Because Auth0 has nothing equivalent, this is the one part of the migration that adds value rather than just preserving the status quo. Add vereid:verification to your requested scopes:

- scope=openid email profile
+ scope=openid email profile vereid:verification

Your id_token now carries the verification claim. You can roll this out to a fraction of users initially via a Hook that conditionally injects the scope.

Step 5 — Custom domain

VEREID supports custom domains on every paid tier.

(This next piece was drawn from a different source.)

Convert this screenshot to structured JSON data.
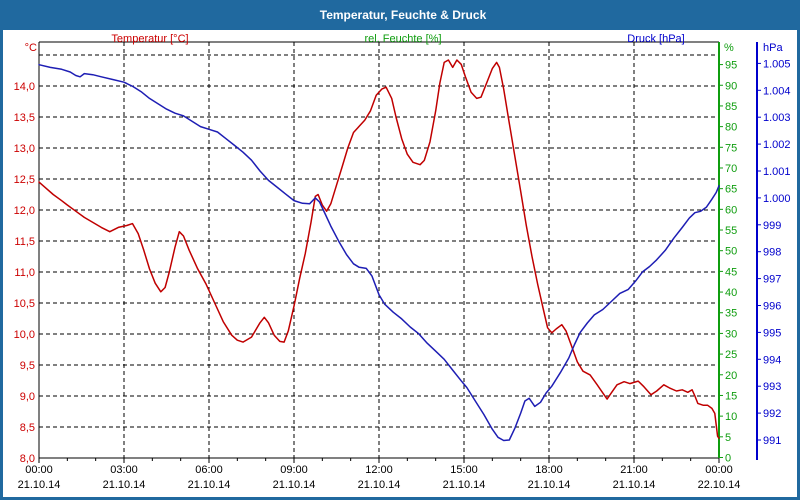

The cutover sequence:

  1. Add auth.example.com in developer.vereid.com → Domains.
  2. Add the printed CNAME to your DNS.
  3. Wait for ACM cert issuance (typically under 5 minutes).
  4. Update your SPA's issuer to https://auth.example.com.
  5. Lower TTL on the old Auth0 custom-domain CNAME to 60 s for the cutover window.

Run both providers in parallel for a week; flip the SPA via feature flag, monitor oauth.token.issued deliveries.

Step 6 — End-user re-authentication

The transition is not silent — Auth0's session cookies are unrecognised by VEREID. End users will see a single re-login prompt. Communicate this to your users before the cutover (the most common operational surprise).

Step 7 — Decommission

Keep Auth0 as the fallback for 30 days after the cutover. If verification.completed deliveries are flowing and your support queue is quiet, archive the Auth0 tenant and revoke the export tokens. We have never seen a customer roll back after the first week.